Sometimes the env_info return with {'TimeLimit.truncated': array(True)}

So, in the

https://github.com/HorizonRobotics/alf/blob/2e12066c7988b551204e12fc413d7fe6ec75e97f/alf/nest/nest.py#L74

the method fail because the size is wrong: working step

[array([1.], dtype=float32), 
array([0], dtype=int32), 
array([[-0.02575713, -0.03751579,  0.10740692,  0.23765415]], dtype=float32), 
array([1]), 
array([1.], dtype=float32), 
array([1], dtype=int32)]

not working step

[array([0.], dtype=float32), 
array([0], dtype=int32), 
array([ True]), 
array([[-0.43213508, -0.35315424,  0.00651777,  0.4939275 ]], dtype=float32), 
array([0]), 
array([1.], dtype=float32), 
array([2], dtype=int32)]

It's including array([ True]) in the flat_seq

Hi @ipsec , sorry for the late reply. It seems that you are using (for reasons unknown) the TimeLimit wrapper provided by Gym.

https://github.com/openai/gym/blob/master/gym/wrappers/time_limit.py

Whenever there is a timeout event, it will put "TimeLimit.truncated" field into the env_info. However, ALF doesn't support env_info with a variable field (between steps). Either you can write a gym wrapper to remove this field or always filling it in the env info.

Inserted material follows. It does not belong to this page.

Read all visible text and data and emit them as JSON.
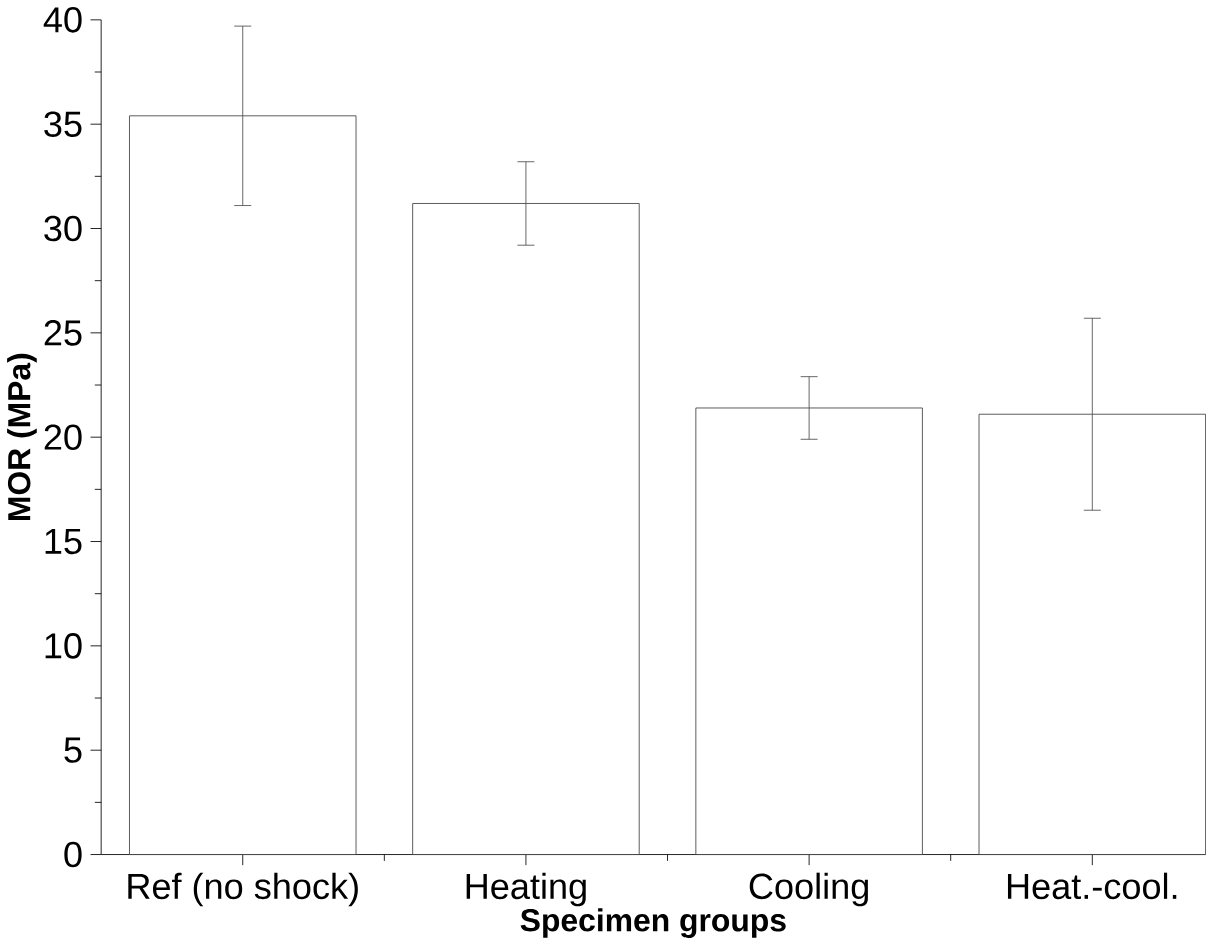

There is another good reason why ALF tries to avoid using this TimeLimit wrapper explained here:

https://alf.readthedocs.io/en/latest/tutorial/environments_and_wrappers.html#step-type-and-discount

In general, please make sure to do

gym_spec = gym.spec(environment_name)
gym_env = gym_spec.make()

to avoid letting Gym wrap its TimeLimit wrapper.

You can take a look at the load() of alf/environments/suite_gym.py for an example.

ipsec commented 2 years ago

Hi @hnyu.

I don't know why CartPole is using TimeLimit wrapper. My custom env is working fine.

Thanks

hnyu commented 2 years ago

Hi @hnyu.

I don't know why CartPole is using TimeLimit wrapper. My custom env is working fine.

Thanks

Hi @ipsec , did you figure out the reason? I just ran the same training command on my side for CartPole, and it seemed working without any problem.